Date of Award
4-25-2010
Document Type
Open Access Thesis
Degree Name
Master of Arts in Leadership (MAL)
Department
Leadership
Abstract
Effective leadership communication goes beyond the study and process of organizational communication. The purpose of this research is to conceptualize effective leadership communication as a multifaceted concept that is best understood from its diverse perspectives concurrently. In order to illuminate this concept, the term metacommunication will be coined, borrowing from Freud's metapsychology theory. The metacommunication theory informs the study of leadership emergence, development, and effectiveness by looking at the phenomenon in a holistic manner. The leader as CAS along with the environmental factors effecting leadership is better viewed and understood by acknowledging and respecting the complexity of the human condition.
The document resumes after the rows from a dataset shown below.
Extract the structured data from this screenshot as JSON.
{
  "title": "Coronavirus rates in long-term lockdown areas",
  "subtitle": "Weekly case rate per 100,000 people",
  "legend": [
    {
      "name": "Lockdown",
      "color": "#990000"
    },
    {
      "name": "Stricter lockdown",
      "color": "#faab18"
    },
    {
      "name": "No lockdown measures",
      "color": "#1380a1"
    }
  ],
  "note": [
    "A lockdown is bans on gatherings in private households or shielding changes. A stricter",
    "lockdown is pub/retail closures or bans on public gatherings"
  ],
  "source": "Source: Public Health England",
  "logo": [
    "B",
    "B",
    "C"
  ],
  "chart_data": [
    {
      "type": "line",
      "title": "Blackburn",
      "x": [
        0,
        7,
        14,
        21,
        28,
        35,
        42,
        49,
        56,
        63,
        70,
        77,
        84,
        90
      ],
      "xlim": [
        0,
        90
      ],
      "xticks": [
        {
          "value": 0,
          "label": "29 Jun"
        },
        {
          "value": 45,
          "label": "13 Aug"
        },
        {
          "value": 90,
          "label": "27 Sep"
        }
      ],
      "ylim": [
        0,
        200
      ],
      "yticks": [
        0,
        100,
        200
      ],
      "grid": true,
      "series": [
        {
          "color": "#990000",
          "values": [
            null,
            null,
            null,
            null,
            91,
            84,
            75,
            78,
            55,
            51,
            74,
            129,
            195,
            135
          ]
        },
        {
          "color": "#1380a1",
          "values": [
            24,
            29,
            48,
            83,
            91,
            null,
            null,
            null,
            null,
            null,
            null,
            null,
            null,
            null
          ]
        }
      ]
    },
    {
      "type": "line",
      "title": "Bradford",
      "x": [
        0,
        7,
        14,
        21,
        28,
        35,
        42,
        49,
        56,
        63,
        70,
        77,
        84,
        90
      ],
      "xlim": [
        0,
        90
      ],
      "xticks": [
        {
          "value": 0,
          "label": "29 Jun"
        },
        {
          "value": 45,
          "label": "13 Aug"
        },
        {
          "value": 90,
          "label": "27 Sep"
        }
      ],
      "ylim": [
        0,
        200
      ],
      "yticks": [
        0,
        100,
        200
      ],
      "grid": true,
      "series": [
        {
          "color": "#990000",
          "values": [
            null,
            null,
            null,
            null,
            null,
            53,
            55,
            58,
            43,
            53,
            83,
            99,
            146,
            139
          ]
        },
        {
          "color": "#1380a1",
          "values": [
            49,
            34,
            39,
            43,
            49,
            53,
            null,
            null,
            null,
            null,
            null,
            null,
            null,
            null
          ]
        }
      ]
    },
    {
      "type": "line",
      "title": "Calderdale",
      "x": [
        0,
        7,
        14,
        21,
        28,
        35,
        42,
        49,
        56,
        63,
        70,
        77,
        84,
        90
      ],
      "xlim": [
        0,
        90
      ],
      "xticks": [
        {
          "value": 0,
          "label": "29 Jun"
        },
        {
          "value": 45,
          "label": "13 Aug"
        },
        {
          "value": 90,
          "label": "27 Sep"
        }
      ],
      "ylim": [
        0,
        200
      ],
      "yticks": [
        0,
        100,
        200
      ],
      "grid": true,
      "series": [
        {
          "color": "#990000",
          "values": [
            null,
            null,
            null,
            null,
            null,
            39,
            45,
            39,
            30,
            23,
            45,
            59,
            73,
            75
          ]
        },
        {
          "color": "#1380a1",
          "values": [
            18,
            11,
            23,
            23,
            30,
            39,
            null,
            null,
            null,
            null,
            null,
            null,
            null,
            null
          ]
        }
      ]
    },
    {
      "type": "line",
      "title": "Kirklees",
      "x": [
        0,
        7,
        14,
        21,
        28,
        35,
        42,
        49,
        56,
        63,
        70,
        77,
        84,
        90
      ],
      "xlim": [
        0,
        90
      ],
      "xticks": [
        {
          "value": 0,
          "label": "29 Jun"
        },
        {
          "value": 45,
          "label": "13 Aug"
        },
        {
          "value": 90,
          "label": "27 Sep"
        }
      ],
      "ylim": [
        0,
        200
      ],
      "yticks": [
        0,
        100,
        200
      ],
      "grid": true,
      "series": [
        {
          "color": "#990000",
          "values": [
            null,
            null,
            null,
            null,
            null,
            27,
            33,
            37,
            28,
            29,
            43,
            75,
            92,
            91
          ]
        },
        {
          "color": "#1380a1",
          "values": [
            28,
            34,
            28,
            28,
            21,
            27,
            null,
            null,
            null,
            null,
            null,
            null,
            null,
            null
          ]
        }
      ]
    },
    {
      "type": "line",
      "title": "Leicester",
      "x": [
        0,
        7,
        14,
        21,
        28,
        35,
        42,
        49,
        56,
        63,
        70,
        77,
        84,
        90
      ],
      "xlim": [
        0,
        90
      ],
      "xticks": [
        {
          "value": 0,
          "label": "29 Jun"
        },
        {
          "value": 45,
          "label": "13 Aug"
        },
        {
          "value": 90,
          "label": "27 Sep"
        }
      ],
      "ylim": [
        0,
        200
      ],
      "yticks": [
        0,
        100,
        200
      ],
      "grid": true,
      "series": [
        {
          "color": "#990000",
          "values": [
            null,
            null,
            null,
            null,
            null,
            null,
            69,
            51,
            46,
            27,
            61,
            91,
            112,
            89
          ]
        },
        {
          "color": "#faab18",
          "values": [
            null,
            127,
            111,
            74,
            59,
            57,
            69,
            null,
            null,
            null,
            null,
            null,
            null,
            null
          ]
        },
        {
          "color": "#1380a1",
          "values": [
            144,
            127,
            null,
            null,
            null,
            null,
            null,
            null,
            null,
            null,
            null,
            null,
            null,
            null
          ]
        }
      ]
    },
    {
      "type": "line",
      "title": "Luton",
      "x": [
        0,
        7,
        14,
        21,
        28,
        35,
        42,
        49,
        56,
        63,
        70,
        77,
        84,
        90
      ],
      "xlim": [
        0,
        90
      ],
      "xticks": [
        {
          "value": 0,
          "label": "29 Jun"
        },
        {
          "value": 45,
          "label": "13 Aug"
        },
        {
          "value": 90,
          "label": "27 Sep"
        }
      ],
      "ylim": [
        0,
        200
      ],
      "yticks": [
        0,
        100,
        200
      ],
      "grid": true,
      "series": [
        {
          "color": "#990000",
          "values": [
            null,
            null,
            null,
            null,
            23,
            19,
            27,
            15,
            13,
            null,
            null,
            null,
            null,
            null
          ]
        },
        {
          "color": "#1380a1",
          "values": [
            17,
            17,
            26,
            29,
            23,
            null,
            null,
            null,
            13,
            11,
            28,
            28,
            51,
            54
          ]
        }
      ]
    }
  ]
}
Through this analysis, the metacommunication network of inter and intra-actions is brought to the forefront of the leadership phenomenon by calling attention to the fact that effective leadership has non-linear motilities that cannot be understood via reductionism. The major implications of the theory are that effectiveness is gained through the integration of the CAS with his/her environment. The CAS must: strategically cultivate the environment to increase opportunities for goal attainment; understand social constructs based on irrational schema; increase his/her aptitude for critical thinking, and finally engage in CAS threatening self-examination to unlock the human potential in self and others.
Identifier
SC 11.MAL.2010.Brown.RM
Recommended Citation
Brown, Regina M., "Leadership and the Theory of Metacommunication" (2010). Theses and Graduate Projects. 838.